Une croisière implique presque toujours de prendre l'avion vers un port d'embarquement, généralement en Floride ou à Porto Rico, ce qui ajoute un vol, souvent une nuit d'hôtel avant la croisière, et une échéance stricte. Manquer un transfert vers un complexe coûte une heure; manquer un navire coûte les vacances, et la compagnie n'attendra pas. Partez la veille — c'est l'assurance la moins chère en croisière.

L'exception, c'est la courte saison Canada–Nouvelle-Angleterre, où une poignée de départs partent de Montréal même et le problème disparaît.

Croisières au départ de Montréal et de Québec · Guide de la première croisière

Lequel offre le meilleur rapport qualité-prix ?

Pour une pure semaine de plage, le tout-inclus, généralement de façon claire — surtout depuis le Québec en hiver, où la concurrence des vols nolisés retient les prix et où tout est inclus.

Pour une semaine où vous voulez voir plusieurs endroits, la croisière, facilement. Reproduire un itinéraire caribéen de sept jours par vous-même — quatre îles, quatre hôtels, les vols entre les deux — coûte une fortune et demande des jours de planification. C'est ce que la croisière fait et que rien d'autre ne fait à ce prix.

Là où la croisière perd sur la valeur, c'est quand on en achète la version « semaine de plage » : sept nuits avec deux journées en mer, un forfait boissons et trois excursions, alors qu'on voulait une chaise longue et un bar dans la piscine.

Peut-on faire les deux ?

Oui, et c'est un format réellement intéressant. Une formule courante consiste à jumeler une semaine en tout-inclus à une courte croisière au départ d'un port voisin, ou à encadrer une croisière de quelques nuits en complexe dans la ville de départ. La Floride rend ça facile; les Caraïbes le rendent coûteux.

Pour la plupart des voyageurs avec une semaine, c'est un choix. Choisissez le rythme que vous voulez, et le reste des décisions devient plus simple.

FAQ

Une croisière coûte-t-elle moins cher qu'un tout-inclus ?

Généralement non, une fois tout compté. Le forfait tout-inclus est proche du montant final; sur une compagnie grand public, le tarif de croisière représente environ les deux tiers de la dépense réelle, avec les pourboires, les boissons, le Wi-Fi et les excursions en plus. Comparez le coût total, pas le prix affiché.

Lequel pour un premier voyage ?

Le tout-inclus si le but est de se reposer sans décisions ni horaire. La croisière si le but est de voir plusieurs endroits et que vous aimez un rythme dans la journée.

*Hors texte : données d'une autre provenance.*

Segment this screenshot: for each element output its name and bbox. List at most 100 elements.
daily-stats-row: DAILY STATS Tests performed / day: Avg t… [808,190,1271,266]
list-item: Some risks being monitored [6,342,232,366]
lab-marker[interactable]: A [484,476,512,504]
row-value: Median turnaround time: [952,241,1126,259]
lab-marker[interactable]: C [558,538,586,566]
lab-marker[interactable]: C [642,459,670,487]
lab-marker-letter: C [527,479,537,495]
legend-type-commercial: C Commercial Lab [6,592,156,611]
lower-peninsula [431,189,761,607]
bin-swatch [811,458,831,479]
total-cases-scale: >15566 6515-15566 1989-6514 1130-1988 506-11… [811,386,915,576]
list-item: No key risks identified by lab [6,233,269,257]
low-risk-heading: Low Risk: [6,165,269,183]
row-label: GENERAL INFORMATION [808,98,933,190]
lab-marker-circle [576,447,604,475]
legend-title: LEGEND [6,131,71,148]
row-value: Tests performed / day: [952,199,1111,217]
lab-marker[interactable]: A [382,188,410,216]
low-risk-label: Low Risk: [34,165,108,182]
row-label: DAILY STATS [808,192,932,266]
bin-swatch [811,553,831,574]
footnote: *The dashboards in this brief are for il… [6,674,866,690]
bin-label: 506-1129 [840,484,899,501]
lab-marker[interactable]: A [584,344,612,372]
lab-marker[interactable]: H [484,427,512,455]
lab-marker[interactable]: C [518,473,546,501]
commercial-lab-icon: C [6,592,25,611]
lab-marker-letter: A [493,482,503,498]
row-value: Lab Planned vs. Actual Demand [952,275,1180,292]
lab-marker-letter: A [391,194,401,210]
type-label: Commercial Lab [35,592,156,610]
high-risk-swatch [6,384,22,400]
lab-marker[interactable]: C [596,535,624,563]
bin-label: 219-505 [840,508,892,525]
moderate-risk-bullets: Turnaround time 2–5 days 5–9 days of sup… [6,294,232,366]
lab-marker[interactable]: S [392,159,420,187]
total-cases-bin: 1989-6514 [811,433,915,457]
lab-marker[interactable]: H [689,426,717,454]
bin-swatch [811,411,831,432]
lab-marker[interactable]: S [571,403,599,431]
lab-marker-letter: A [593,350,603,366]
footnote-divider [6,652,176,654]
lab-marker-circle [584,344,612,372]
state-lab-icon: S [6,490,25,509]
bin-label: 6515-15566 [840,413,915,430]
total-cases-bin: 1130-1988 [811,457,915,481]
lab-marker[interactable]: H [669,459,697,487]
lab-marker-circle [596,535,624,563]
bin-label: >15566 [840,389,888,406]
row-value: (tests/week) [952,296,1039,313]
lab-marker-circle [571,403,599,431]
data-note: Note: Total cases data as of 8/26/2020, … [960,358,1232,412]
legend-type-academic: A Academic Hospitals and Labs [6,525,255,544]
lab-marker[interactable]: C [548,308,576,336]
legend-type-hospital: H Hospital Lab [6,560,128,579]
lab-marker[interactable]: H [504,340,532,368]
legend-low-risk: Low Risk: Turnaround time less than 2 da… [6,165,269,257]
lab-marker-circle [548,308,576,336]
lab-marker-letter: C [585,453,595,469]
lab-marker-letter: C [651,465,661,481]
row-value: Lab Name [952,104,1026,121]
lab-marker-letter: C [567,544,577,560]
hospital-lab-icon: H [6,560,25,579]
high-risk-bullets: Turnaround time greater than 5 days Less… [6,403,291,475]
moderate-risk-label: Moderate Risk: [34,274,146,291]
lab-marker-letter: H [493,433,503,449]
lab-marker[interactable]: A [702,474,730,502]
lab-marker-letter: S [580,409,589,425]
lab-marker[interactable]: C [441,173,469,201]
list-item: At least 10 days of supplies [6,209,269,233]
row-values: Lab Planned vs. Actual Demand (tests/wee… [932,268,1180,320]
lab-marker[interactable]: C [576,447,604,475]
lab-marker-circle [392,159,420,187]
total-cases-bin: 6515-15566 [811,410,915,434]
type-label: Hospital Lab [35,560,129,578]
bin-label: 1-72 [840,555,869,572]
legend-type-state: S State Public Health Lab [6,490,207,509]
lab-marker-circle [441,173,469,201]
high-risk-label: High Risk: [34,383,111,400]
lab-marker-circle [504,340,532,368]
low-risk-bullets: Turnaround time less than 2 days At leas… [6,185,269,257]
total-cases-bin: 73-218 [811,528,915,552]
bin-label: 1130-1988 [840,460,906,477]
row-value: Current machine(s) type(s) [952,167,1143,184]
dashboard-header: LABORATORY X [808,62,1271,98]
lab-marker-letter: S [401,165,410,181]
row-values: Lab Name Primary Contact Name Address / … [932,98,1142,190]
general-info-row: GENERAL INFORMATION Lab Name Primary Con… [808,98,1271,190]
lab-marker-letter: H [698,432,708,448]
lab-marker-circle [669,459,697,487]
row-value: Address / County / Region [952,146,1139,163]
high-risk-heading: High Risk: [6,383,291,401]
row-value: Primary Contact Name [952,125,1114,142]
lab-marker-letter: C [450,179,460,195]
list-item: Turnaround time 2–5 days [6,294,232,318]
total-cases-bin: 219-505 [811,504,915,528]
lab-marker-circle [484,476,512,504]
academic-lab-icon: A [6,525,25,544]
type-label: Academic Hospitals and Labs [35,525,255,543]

Les deux pardonnent beaucoup; ils conviennent simplement à des tempéraments différents.

Combien de temps a-t-on vraiment dans chaque port ?

Souvent huit ou neuf heures entre l'accostage et le rappel à bord, et moins une fois pris en compte le débarquement et le trajet jusqu'à quelque chose qui vaille le détour. Traitez une escale comme un aperçu d'un endroit, pas comme une visite.

Croisière ou tout-inclus avec de jeunes enfants ?

Le tout-inclus pour les bébés et les tout-petits : une chambre près de la piscine, de la nourriture toute la journée et aucun horaire. La croisière prend l'avantage à partir de huit ans environ, où les clubs et le changement de décor quotidien jouent en votre faveur.

Vais-je avoir le mal de mer ?

La plupart des gens sur un navire moderne en saison calme n'y pensent pas. Si vous avez systématiquement le mal des transports, prenez une cabine centrale sur un pont bas, un grand navire et un itinéraire abrité, et apportez votre remède — ou choisissez le tout-inclus et la question ne se pose plus.

Lequel est le plus simple depuis Montréal ?

Le tout-inclus. Le marché nolisé québécois dessert en direct toutes les grandes destinations soleil. Une croisière implique généralement un vol vers un port d'embarquement, une nuit d'hôtel avant le départ et une échéance à ne pas manquer.